A ética que eu exijo dos outros não é a minha ética, ué!!!

Grosso modo, ética é mais ou menos a educação da nossa vontade, recebendo uma formação racional que nos ajuda a escolher entre o bem e o mal, o vício e a virtude. Isso vem lá da Grécia Antiga: a ética como a educação da vontade pela razão para a vida justa, bela e feliz, a qual estamos destinados por natureza. Nós temos paixões como amor, odio, cólera, tristeza, alegria, generosidade. Elas agem sobre nosso caráter, podendo provocar danos terríveis, deixar-nos à deriva, desorientados, sem saber o que fazer.

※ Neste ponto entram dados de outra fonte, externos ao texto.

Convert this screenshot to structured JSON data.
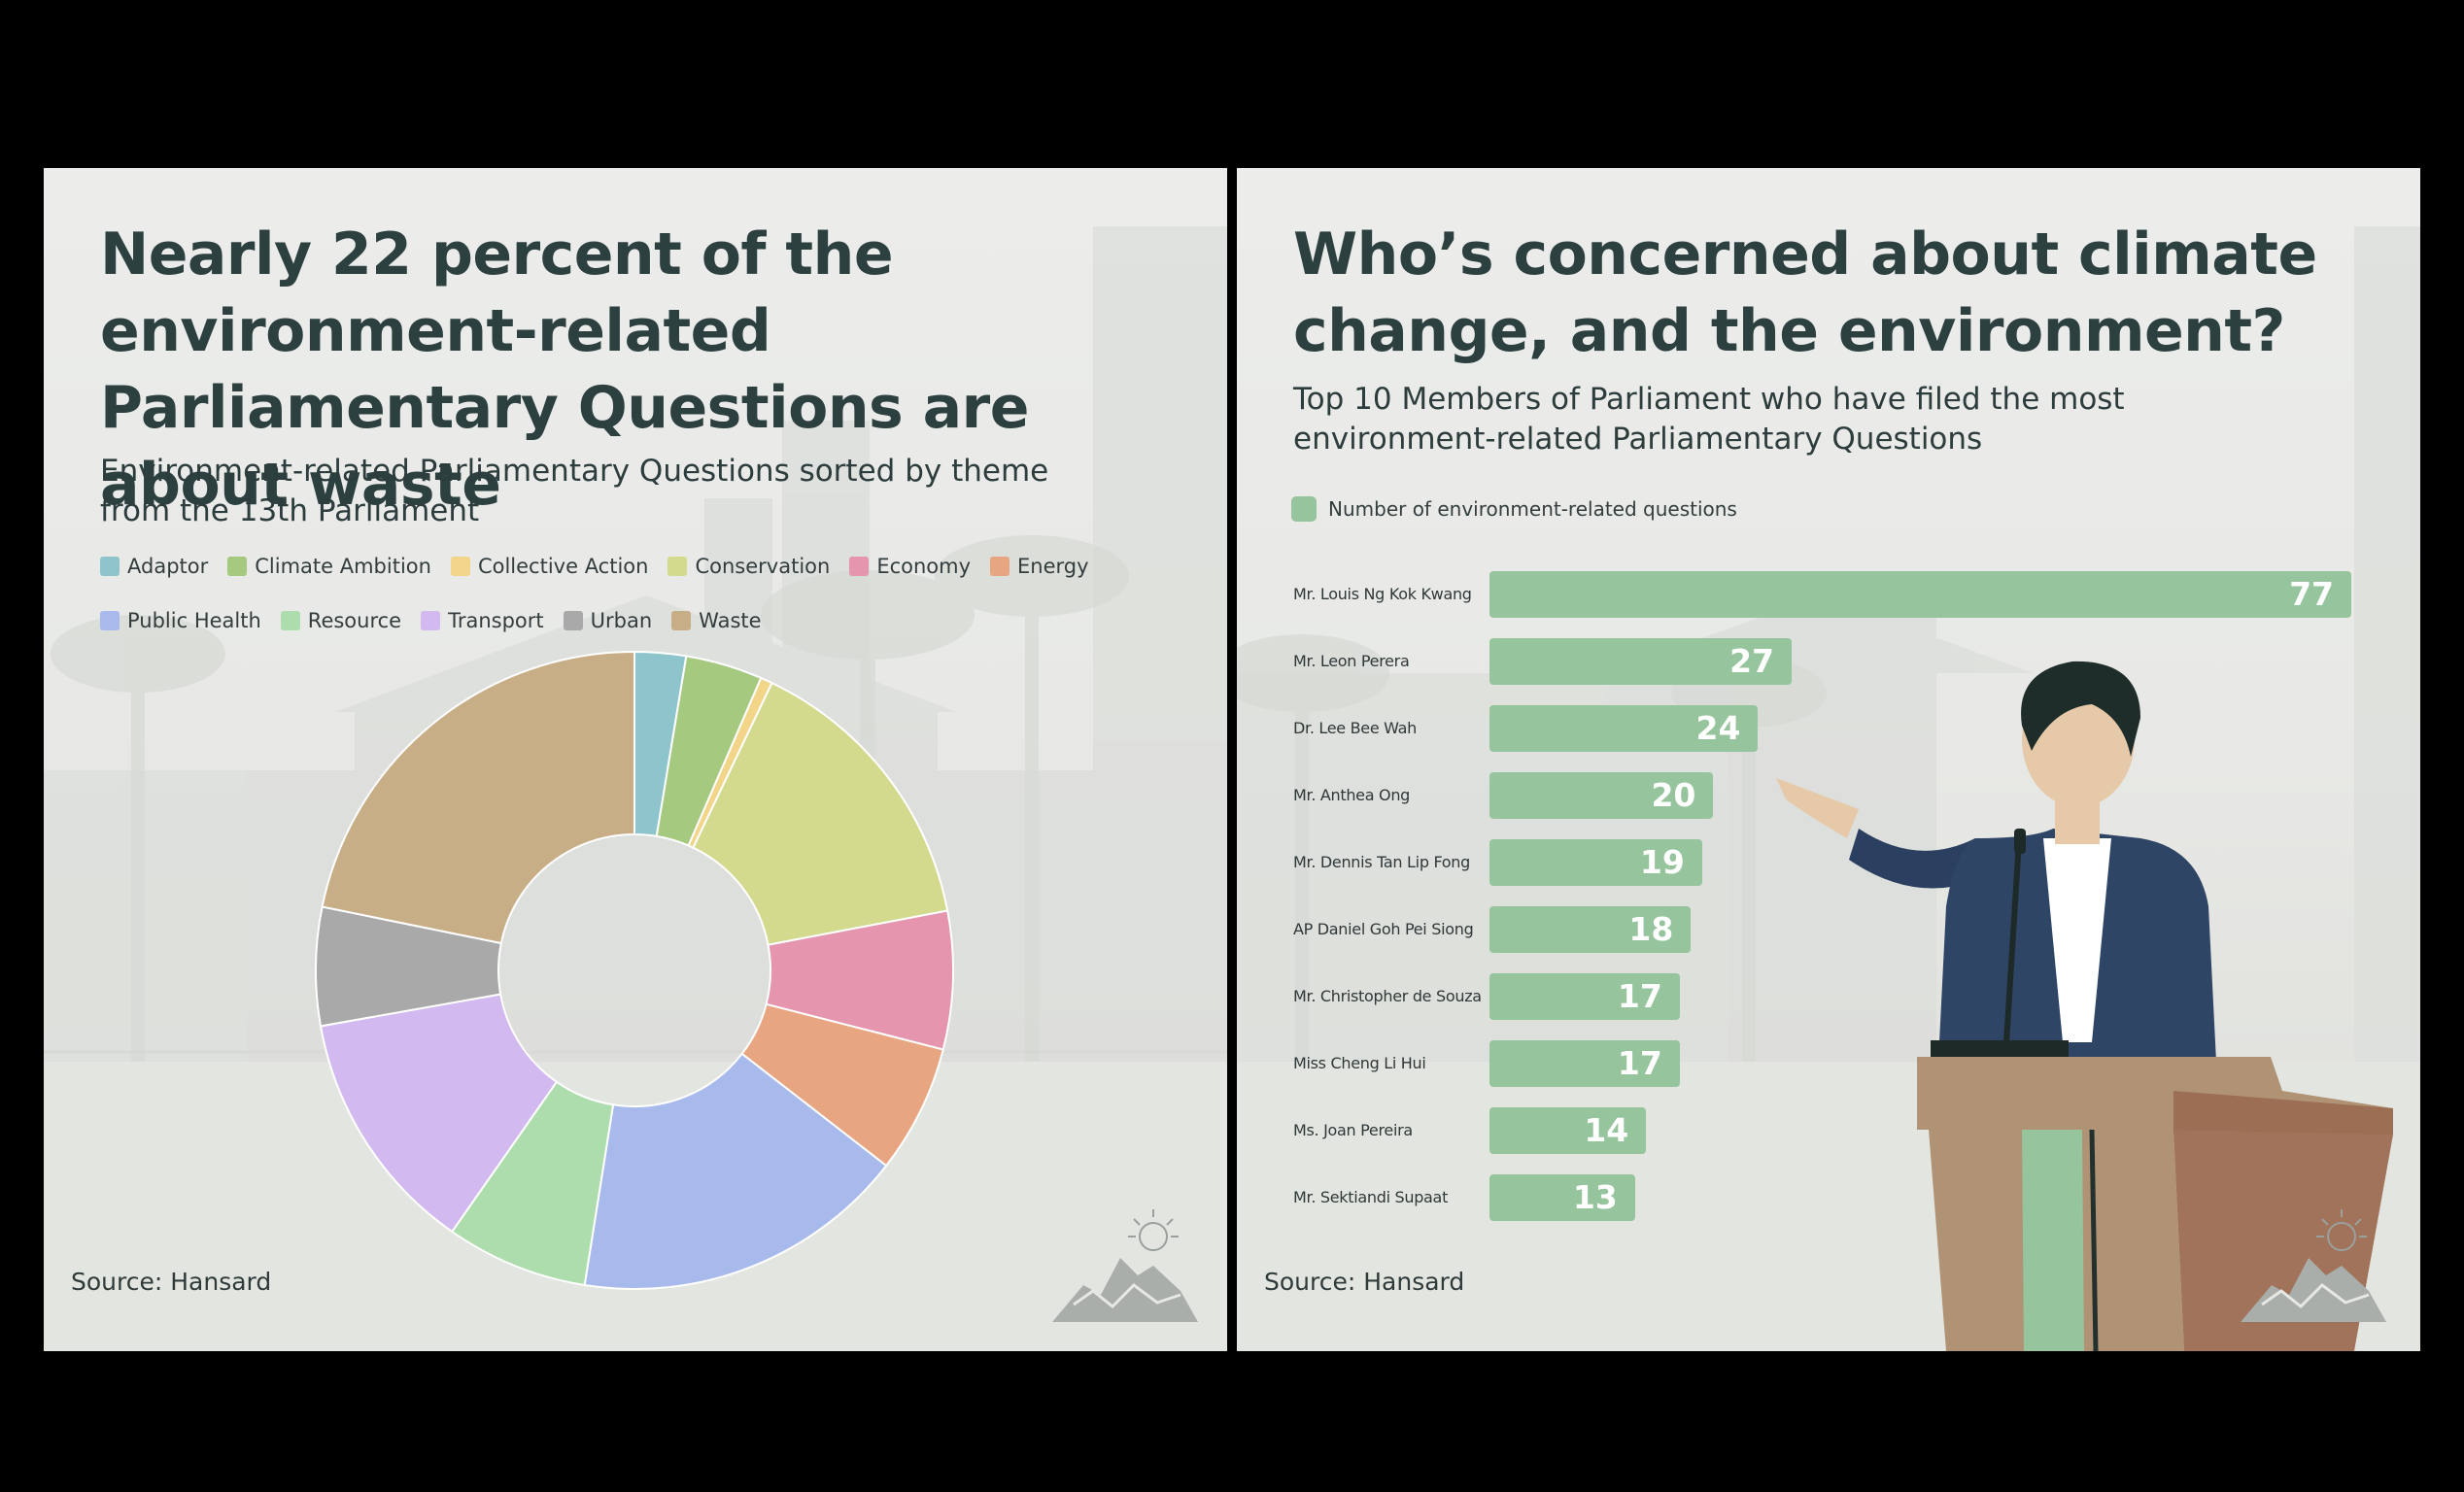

É preciso a educação do nosso temperamento, que é a educação da nossa vontade, recebendo uma formação racional que ajuda a escolher entre o bem e o mal, o vício e a virtude.
Atualmente, será que o que era ético deixou de sê-lo? Corrupção na polícia, nos bancos, na política... A ética dos gregos antigos parece andar como uma nau perdida no mar das incertezas, mantida pela impunidade. Tomemos como exemplos ações simples do dia a dia que envolvem a ética: se estaciono o carro na vaga destinada a deficiente em supermercado; infringi uma lei, mas foi rapidinho, "chegasse alguém eu saía!" Ou, saio com o meu cachorro para fazer xixi e cocô no muro e na calçada do vizinho, saindo de fininho pra ninguém me ver, afinal "o que é público não tem dono", ou melhor, posso sujar o que é público, já que não tem dono! Chego para o almoço e estaciono o carro na calçada em frente ao portão da garagem, atrapalhando o trânsito de pedestres (inúmeros moradores do bairro Petrópolis fazem a mesma coisa que eu!). Ora, que passem pelo meio da rua, "estou na frente da minha casa!" Ou ainda quando atrapalho o trânsito na rua estreita onde moro e viro a cabeça de dentro do carro para dizer ao motorista buzinando atrás que eu não estou com pressa. Também infrinjo uma lei. Mas, ora bolas, "que se explodam"! E assim é nossa vida cotidiana, cometendo pequenos pecados com a velha desculpa: todos fazem isso, se fosse só eu! Será reflexo do que entendemos por democracia pelo lado contrário?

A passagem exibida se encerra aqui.